Cattle Cake, also called Cattle Cubes, refers to a large diameter pellet.
Why is it used?
It is a popular winter brood cow supplement on western ranches. One of the primary advantages of cattle cake is that it can be fed with minimal facilities.
Who uses it?
Many cow/calf operations feed cake on the ground. A common practice on large ranches is to train the cattle to come to a fence line a certain time of day. The cattle come to the fence and the rancher pours cake along the fence line allowing the cattle to eat it. The cattle get their supplement, and the rancher can take a head count and make sure all is well with the herd. Other large ranches spread cake on the ground with truck or ATV mounted systems. Cake is a convenient and flexible way to supplement cattle and little or no investment in facilities is necessary to feed it.
When to feed it?
Cake can be fed every other day and still be an effective supplement. Simply double the amount that you would feed if feeding every day.
How much to feed?
Most producers will feed 2 pounds/head/day of a 20% crude protein product but some with poorer forages or shorter forage supply will feed up to 4 pounds/day.

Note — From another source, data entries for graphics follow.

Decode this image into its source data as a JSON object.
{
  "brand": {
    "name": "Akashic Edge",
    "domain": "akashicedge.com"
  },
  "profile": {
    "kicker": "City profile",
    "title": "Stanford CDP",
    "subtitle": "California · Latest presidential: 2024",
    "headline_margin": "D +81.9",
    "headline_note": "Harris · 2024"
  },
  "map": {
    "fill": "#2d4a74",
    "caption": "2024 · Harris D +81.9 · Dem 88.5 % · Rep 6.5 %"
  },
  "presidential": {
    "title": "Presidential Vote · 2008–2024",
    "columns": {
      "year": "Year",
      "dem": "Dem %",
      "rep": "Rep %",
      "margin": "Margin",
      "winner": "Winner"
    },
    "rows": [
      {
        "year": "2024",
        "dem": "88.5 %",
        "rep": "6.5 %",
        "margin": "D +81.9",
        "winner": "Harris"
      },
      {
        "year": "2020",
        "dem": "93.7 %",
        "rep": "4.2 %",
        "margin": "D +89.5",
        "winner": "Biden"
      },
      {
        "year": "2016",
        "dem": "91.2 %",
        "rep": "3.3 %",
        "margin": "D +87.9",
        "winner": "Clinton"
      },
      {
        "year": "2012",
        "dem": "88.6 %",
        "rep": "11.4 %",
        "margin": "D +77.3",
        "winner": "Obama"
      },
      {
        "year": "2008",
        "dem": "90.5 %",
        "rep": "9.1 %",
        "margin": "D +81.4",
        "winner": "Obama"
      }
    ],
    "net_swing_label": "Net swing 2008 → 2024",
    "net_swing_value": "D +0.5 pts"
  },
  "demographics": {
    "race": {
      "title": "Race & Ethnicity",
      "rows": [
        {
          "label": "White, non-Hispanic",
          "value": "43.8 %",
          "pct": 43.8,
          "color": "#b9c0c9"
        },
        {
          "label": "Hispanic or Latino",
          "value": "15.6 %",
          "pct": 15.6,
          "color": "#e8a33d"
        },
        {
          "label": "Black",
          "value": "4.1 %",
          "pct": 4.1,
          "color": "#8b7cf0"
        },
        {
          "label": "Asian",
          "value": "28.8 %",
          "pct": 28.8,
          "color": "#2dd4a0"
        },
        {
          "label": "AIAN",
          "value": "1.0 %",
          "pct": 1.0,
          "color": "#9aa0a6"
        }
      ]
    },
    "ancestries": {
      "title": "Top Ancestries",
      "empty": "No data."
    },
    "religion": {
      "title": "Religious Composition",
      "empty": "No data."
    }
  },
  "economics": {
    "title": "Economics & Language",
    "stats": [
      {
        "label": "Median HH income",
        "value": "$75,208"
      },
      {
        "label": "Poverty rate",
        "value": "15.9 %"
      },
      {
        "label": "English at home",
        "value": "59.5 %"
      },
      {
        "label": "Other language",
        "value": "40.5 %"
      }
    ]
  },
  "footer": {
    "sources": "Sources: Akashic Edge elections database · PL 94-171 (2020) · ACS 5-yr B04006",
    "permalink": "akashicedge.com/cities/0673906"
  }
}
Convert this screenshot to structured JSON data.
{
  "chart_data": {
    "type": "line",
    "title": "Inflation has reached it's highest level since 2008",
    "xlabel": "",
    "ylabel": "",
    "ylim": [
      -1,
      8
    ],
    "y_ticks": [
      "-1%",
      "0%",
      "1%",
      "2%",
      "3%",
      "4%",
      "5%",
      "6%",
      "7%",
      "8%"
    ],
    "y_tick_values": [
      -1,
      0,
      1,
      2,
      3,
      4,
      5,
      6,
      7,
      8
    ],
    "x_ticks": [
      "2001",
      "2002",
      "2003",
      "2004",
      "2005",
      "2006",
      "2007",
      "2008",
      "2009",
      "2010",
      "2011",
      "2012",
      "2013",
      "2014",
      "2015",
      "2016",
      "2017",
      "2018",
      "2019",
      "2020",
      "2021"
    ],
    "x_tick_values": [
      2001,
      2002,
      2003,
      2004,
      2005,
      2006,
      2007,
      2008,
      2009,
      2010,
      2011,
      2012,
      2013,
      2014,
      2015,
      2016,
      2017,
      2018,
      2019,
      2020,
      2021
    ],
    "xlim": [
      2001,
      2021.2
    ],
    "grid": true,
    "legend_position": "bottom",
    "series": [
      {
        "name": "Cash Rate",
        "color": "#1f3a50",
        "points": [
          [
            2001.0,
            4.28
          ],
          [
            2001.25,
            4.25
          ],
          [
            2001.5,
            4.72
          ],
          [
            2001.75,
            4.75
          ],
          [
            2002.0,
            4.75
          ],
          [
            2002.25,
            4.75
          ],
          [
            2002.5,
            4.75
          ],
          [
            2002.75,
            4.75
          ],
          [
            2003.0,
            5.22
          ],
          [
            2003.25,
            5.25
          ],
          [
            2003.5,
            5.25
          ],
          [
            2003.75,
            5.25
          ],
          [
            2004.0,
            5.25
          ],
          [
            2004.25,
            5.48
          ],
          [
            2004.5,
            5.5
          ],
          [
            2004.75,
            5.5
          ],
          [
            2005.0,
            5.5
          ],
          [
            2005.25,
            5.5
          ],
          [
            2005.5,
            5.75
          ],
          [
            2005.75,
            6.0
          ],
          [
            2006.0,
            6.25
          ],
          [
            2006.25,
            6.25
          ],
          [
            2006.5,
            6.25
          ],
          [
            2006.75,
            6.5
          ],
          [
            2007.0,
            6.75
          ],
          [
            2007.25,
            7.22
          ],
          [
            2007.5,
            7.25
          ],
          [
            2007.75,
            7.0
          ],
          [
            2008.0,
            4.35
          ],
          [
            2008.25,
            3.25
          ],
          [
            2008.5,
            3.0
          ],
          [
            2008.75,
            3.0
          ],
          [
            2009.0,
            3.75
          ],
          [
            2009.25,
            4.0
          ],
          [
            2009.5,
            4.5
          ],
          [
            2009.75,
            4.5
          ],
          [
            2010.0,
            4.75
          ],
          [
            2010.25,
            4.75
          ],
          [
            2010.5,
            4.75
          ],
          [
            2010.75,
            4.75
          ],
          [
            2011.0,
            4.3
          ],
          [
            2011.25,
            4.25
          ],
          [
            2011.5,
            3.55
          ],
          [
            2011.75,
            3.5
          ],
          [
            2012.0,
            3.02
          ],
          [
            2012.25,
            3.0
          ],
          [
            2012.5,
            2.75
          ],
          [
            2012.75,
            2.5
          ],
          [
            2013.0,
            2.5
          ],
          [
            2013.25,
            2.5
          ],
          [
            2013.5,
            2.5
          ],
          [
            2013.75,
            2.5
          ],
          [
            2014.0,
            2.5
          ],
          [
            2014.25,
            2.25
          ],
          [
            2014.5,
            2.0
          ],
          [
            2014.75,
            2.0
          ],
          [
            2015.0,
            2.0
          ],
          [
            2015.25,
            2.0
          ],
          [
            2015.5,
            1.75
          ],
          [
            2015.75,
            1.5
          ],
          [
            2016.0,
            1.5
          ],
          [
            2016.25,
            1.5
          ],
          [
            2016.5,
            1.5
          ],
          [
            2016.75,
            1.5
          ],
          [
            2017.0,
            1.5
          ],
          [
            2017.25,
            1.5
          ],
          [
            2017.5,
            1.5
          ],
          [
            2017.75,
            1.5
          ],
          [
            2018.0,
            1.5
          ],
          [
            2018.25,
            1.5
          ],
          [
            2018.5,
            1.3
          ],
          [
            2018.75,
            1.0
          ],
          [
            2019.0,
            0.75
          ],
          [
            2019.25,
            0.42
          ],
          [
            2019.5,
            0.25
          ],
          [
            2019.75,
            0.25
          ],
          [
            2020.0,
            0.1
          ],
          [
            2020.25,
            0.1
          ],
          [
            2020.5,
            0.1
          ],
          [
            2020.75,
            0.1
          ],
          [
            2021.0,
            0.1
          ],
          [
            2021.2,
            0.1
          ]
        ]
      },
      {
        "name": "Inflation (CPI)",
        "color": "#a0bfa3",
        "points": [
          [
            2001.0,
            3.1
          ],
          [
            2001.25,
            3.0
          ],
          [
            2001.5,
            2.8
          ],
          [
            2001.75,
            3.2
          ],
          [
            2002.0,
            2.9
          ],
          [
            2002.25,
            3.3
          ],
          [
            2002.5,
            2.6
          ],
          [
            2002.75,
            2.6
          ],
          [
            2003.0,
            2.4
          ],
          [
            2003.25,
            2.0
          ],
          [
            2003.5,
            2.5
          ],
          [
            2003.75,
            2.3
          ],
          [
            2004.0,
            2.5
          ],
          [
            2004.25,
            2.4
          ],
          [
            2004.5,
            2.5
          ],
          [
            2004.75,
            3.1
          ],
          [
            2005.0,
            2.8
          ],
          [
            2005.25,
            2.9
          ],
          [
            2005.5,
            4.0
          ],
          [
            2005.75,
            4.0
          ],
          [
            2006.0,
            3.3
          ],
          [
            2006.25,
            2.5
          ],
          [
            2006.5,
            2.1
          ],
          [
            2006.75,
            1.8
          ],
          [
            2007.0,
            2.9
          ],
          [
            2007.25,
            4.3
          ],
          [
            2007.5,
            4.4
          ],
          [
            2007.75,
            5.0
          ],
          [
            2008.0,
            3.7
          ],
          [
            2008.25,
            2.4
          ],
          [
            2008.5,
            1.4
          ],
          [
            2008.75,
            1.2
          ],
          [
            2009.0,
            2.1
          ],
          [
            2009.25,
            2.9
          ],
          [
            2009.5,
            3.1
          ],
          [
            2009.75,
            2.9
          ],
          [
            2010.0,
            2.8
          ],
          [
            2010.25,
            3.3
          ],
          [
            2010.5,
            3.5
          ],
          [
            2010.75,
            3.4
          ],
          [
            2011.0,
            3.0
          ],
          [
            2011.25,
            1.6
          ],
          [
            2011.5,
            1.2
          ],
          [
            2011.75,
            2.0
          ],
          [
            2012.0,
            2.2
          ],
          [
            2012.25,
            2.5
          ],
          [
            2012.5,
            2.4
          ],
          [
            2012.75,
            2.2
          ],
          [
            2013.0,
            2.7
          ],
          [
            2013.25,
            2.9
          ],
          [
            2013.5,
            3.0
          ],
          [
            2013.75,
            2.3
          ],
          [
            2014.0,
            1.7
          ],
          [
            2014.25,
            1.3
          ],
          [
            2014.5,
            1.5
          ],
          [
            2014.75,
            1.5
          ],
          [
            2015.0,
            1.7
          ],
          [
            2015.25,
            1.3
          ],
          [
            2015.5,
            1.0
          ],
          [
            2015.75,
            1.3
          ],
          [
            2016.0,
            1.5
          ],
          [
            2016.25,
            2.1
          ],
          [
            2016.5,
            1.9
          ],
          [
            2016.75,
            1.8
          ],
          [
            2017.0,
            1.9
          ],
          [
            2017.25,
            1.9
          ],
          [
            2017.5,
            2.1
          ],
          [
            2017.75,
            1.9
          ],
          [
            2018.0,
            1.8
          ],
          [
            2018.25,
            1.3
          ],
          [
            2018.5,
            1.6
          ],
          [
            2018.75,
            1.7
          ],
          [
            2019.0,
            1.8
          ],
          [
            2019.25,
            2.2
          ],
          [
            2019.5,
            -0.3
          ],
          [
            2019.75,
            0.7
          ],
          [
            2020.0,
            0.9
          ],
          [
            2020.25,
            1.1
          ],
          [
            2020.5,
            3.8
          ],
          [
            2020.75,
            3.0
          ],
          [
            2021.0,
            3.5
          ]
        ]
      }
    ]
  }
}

Lick tubs, liquid feeds and standard supplements can all be used to provide protein, provide energy and to increase forage digestibility. Ranches need to decide what program is best for them. Cake is an effective alternative requiring no long-term investment and can be very useful during drought conditions.
Overall, Cattle Cake is a cost-effective option that is especially popular when pasture and hay are in short supply.